Still, his friends hadn’t let it go easily.

Thane was the first to push him. “You drag an intruder out of a blood-soaked hallway and vanish for half a day? You’ve got to tell us if she’s a spy, a witch, or your long-lost conscience.”

Jakobav had only grunted, which only encouraged him.

“Don’t play stoic,” Thane pressed, smirking. “If she’s dead, say so. If she’s not, tell us what sort of miracle she pulled to get through the wards alive. Unless…” His grin widened.

“You’ve gone soft for a trespasser.”

Soren, quieter but far more dangerous in his curiosity, had only leaned back in his chair. “If you won’t tell us, I’ll find out myself. Maybe I’ll pay our guest a visit.”

That had earned him a look sharp enough to cut glass and a low warning growl that Jakobav failed to suppress before it escaped.

In the end, Jakobav told them nothing. Only Soren had pried loose one sliver of truth when Jakobav’s restraint cracked. He had confessed his theories about what she might be. Even then, he had left more unsaid than spoken.

He never thought he’d be grateful for a member of his First Guard to be confined to the infirmary, but thank the gods Savina was occupied. Otherwise, she would have questioned him until his ears bled about why the woman was not already dead or locked in the dungeons. That conversation was coming. So was the one with Maeren, his second-in-command. Jakobav guessed she would be tracking him down for answers any day now.

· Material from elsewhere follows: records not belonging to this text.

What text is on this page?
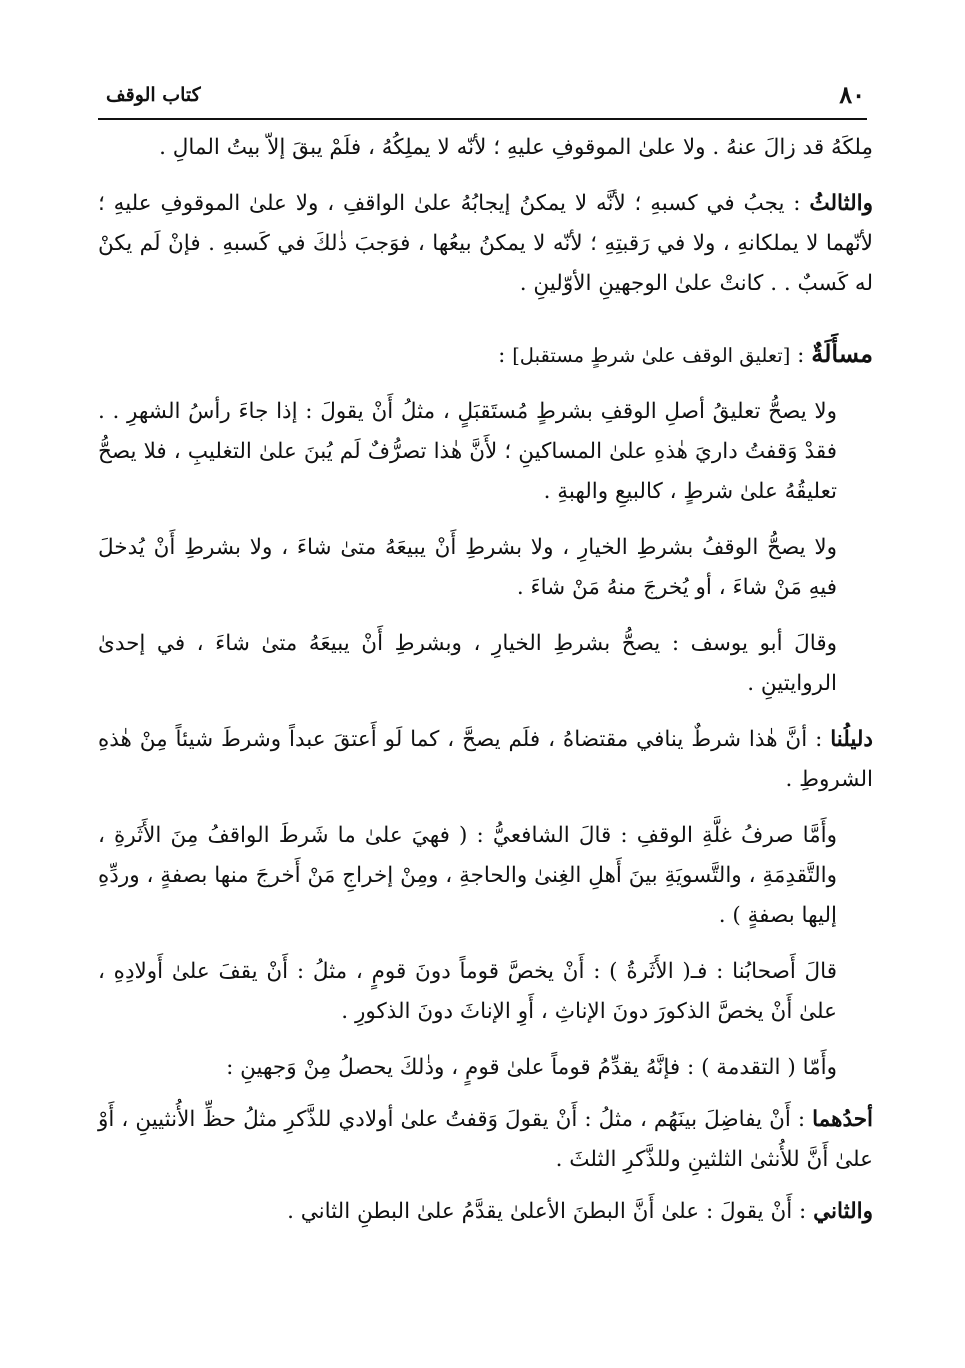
٨٠
كتاب الوقف

مِلكَهُ قد زالَ عنهُ . ولا علىٰ الموقوفِ عليهِ ؛ لأنّه لا يملِكُهُ ، فلَمْ يبقَ إلاّ بيتُ المالِ .

والثالثُ : يجبُ في كسبهِ ؛ لأنَّه لا يمكنُ إيجابُهُ علىٰ الواقفِ ، ولا علىٰ الموقوفِ عليهِ ؛ لأنّهما لا يملكانهِ ، ولا في رَقبتِهِ ؛ لأنّه لا يمكنُ بيعُها ، فوَجبَ ذٰلكَ في كَسبهِ . فإنْ لَم يكنْ له كَسبٌ . . كانتْ علىٰ الوجهينِ الأوّلينِ .

مسأَلَةٌ : [تعليق الوقف علىٰ شرطٍ مستقبل] :

ولا يصحُّ تعليقُ أصلِ الوقفِ بشرطٍ مُستَقبَلٍ ، مثلُ أَنْ يقولَ : إذا جاءَ رأسُ الشهرِ . . فقدْ وَقفتُ داريَ هٰذهِ علىٰ المساكينِ ؛ لأَنَّ هٰذا تصرُّفٌ لَم يُبنَ علىٰ التغليبِ ، فلا يصحُّ تعليقُهُ علىٰ شرطٍ ، كالبيعِ والهبةِ .

ولا يصحُّ الوقفُ بشرطِ الخيارِ ، ولا بشرطِ أَنْ يبيعَهُ متىٰ شاءَ ، ولا بشرطِ أَنْ يُدخلَ فيهِ مَنْ شاءَ ، أو يُخرجَ منهُ مَنْ شاءَ .

وقالَ أبو يوسف : يصحُّ بشرطِ الخيارِ ، وبشرطِ أَنْ يبيعَهُ متىٰ شاءَ ، في إحدىٰ الروايتينِ .

دليلُنا : أنَّ هٰذا شرطٌ ينافي مقتضاهُ ، فلَم يصحَّ ، كما لَو أَعتقَ عبداً وشرطَ شيئاً مِنْ هٰذهِ الشروطِ .

وأَمَّا صرفُ غلَّةِ الوقفِ : قالَ الشافعيُّ : ( فهيَ علىٰ ما شَرطَ الواقفُ مِنَ الأَثَرةِ ، والتَّقدِمَةِ ، والتَّسويَةِ بينَ أَهلِ الغِنىٰ والحاجةِ ، ومِنْ إخراجِ مَنْ أَخرجَ منها بصفةٍ ، وردِّهِ إليها بصفةٍ ) .

قالَ أَصحابُنا : فـ( الأَثَرةُ ) : أَنْ يخصَّ قوماً دونَ قومٍ ، مثلُ : أَنْ يقفَ علىٰ أَولادِهِ ، علىٰ أَنْ يخصَّ الذكورَ دونَ الإناثِ ، أَوِ الإناثَ دونَ الذكورِ .

وأَمّا ( التقدمة ) : فإنَّهُ يقدِّمُ قوماً علىٰ قومٍ ، وذٰلكَ يحصلُ مِنْ وَجهينِ :

أحدُهما : أَنْ يفاضِلَ بينَهُم ، مثلُ : أَنْ يقولَ وَقفتُ علىٰ أولادي للذَّكرِ مثلُ حظِّ الأُنثيينِ ، أَوْ علىٰ أَنَّ للأُنثىٰ الثلثينِ وللذَّكرِ الثلثَ .

والثاني : أَنْ يقولَ : علىٰ أَنَّ البطنَ الأعلىٰ يقدَّمُ علىٰ البطنِ الثاني .
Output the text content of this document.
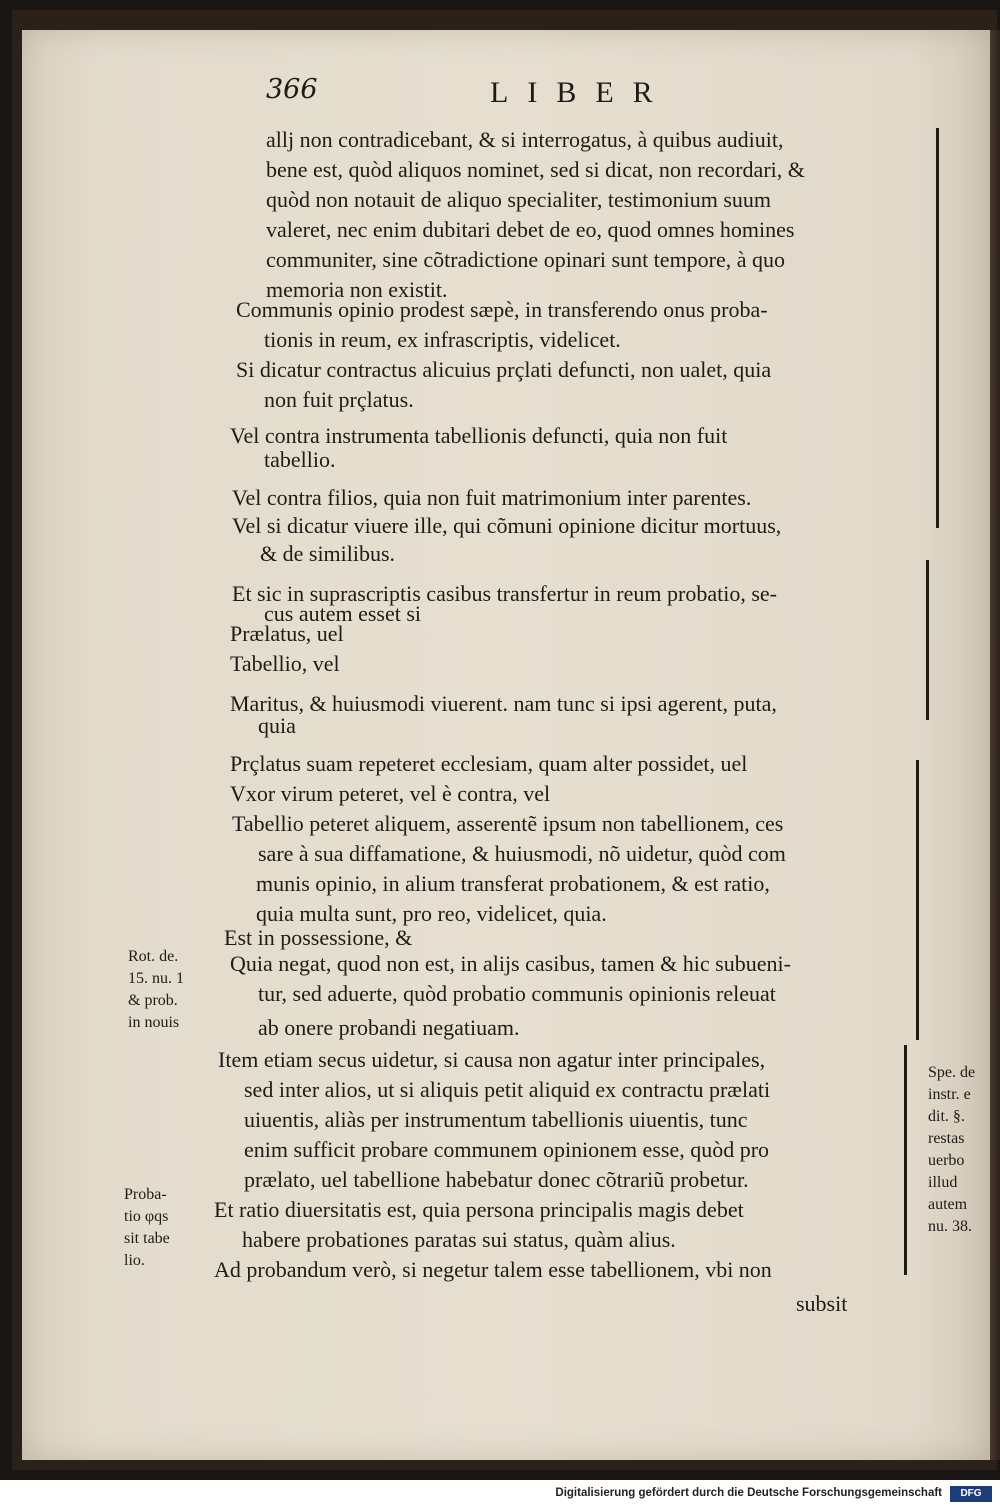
366	LIBER
allj non contradicebant, & si interrogatus, à quibus audiuit,
bene est, quòd aliquos nominet, sed si dicat, non recordari, &
quòd non notauit de aliquo specialiter, testimonium suum
valeret, nec enim dubitari debet de eo, quod omnes homines
communiter, sine cõtradictione opinari sunt tempore, à quo
memoria non existit.
Communis opinio prodest sæpè, in transferendo onus proba-
tionis in reum, ex infrascriptis, videlicet.
Si dicatur contractus alicuius prçlati defuncti, non ualet, quia
non fuit prçlatus.
Vel contra instrumenta tabellionis defuncti, quia non fuit
tabellio.
Vel contra filios, quia non fuit matrimonium inter parentes.
Vel si dicatur viuere ille, qui cõmuni opinione dicitur mortuus,
& de similibus.
Et sic in suprascriptis casibus transfertur in reum probatio, se-
cus autem esset si
Prælatus, uel
Tabellio, vel
Maritus, & huiusmodi viuerent. nam tunc si ipsi agerent, puta,
quia
Prçlatus suam repeteret ecclesiam, quam alter possidet, uel
Vxor virum peteret, vel è contra, vel
Tabellio peteret aliquem, asserentẽ ipsum non tabellionem, ces
sare à sua diffamatione, & huiusmodi, nõ uidetur, quòd com
munis opinio, in alium transferat probationem, & est ratio,
quia multa sunt, pro reo, videlicet, quia.
Est in possessione, &
Quia negat, quod non est, in alijs casibus, tamen & hic subueni-
tur, sed aduerte, quòd probatio communis opinionis releuat
ab onere probandi negatiuam.
Item etiam secus uidetur, si causa non agatur inter principales,
sed inter alios, ut si aliquis petit aliquid ex contractu prælati
uiuentis, aliàs per instrumentum tabellionis uiuentis, tunc
enim sufficit probare communem opinionem esse, quòd pro
prælato, uel tabellione habebatur donec cõtrariũ probetur.
Et ratio diuersitatis est, quia persona principalis magis debet
habere probationes paratas sui status, quàm alius.
Ad probandum verò, si negetur talem esse tabellionem, vbi non
subsit
Rot. de.
15. nu. 1
& prob.
in nouis
Proba-
tio φqs
sit tabe
lio.
Spe. de
instr. e
dit. §.
restas
uerbo
illud
autem
nu. 38.
Digitalisierung gefördert durch die Deutsche Forschungsgemeinschaft	DFG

And yet, they had all seen it. Thane’s grin said it. Soren’s silence confirmed it. The prince of Dravaryn, the manwho commanded armies without blinking, had finally found something in his carefully planned existence that did not fit neatly within his control.

A few other members of his First Guard had witnessed him take the girl after she collapsed, but no one else had inquired about her state since. In their minds, she was already gone, lost to the dungeon or to execution and ash. That was the Dravaryn way.

No one breached the wards and lived, and anyone foolish enough to try was disintegrated where they stood, their body unmade by the ancient spellwork. The only exceptions were those carried through by blood or invited by oath. That was the law of the wards, older than language itself.

So to them, she was a fluke. Either luck or a ripple in old magic that was easily explained away and dismissed, not something to unravel or someone to worry about.

But he wasn’t so sure.

Wrong uniform.

That blood-drenched cloak she’d worn bore the Dravaryn crest, but it was too large for her slim frame. Had to have been a stolen soldier’s cloak, not hers.